The commodity boom has enriched miners everywhere, but perhaps nowhere more than in Western Australia.
Case in point, there is now a magazine called Minestyle which “celebrates all that’s great about working in the lucrative mining industry, the perfect read for those who love the good life.”
The magazine itself is fairly generic, but the idea of coal miners reading about wine, fashion and travel is amusing. Especially considering the other stories you hear about Aussie miners.
A upcoming book by Michael Casey, The Unfair Trade, describes the blue collar workers taking over Perth:
No longer do white-collar professions dominate the ranks of the wealthy. Thanks to the constant demand for Fly-In-Fly-Out labour from the far-off mines, as well as from the massive Northwest Shelf Natural Gas project off the state’s northern coast, Perth has become a city of well-to-do blue-collar workers. And they are not only led by itinerant miners; the construction workers and the laborers who live off the mining-fuelled housing boom are also doing well. Whereas the city’s wealth once lay among the lawyers, doctors, and merchant bankers who lived in older mansions in the leafy suburbs of the western reaches of the Swan River, the spending power is now found among blue-collar workers in other parts. Plumbers, electricians, roofers, cabinetmarkers—these are the plum jobs to have in Perth now. Meanwhile, miners are the new elite…
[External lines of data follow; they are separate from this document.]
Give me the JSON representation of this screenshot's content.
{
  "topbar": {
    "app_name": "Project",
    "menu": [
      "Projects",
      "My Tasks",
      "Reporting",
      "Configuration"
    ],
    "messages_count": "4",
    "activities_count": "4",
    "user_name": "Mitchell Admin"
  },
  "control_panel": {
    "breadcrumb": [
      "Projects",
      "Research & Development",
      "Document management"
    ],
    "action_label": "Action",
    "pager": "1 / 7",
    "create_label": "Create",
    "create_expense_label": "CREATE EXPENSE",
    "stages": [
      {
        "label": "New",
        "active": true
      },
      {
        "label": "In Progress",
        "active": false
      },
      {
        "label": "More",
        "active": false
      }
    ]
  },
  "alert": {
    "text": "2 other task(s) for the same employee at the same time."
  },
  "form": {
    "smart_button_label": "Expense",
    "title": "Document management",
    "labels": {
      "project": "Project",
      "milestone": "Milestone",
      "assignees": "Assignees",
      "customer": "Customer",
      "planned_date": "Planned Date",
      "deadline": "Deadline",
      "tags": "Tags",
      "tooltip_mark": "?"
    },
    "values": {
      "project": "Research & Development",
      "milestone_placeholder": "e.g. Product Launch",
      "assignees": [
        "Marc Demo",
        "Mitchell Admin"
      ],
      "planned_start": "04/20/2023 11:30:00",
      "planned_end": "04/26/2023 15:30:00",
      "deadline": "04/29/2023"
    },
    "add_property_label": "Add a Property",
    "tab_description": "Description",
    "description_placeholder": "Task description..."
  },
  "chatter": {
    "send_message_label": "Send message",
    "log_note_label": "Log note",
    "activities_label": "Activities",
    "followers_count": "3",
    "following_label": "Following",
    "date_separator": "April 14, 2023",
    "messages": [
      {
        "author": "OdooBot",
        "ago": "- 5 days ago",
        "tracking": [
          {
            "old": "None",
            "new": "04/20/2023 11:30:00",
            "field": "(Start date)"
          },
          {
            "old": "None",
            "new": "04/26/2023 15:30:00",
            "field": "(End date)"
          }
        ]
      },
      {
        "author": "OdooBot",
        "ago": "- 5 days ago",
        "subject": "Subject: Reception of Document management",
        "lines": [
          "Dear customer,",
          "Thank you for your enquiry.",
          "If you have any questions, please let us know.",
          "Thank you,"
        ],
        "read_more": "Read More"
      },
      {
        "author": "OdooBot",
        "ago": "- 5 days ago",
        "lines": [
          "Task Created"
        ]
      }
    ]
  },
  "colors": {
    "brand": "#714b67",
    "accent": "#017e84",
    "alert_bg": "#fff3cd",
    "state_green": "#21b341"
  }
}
Of course the miners don’t always behave.
Historically, there has been a higher degree of substance abuse among Fly-In-Fly-Out workers on- and off-site. Strict new drug and alcohol testing by employers means the mining camps themselves aren’t the same wild, heavy-drinking places they once were, but the separation from families means indulgences are still taken to the extreme. Ironically, new rules requiring that workers take a day off to recuperate after 10 straight work sessions mean that many can be found at the local pub on those days, where they do more damage to their health than if they’d stayed working. And when they’re back in Perth with money in their pocket, these transient workers play hard. Qantas eventually stopped serving alcohol on FIFO flights in Western Australia, and flight attendants were given special rage alarms to deal with unruly drunken miners on board… [T]here are signs that violence is increasing in Perth generally. This rise is occurring at the same time that many young men are flying in with money to burn. Local media in Perth were running stories in 2010 and 2011 about an epidemic of “glassings” in city nightspots, which saw an average of nine people every month having their faces slashed by broken glass.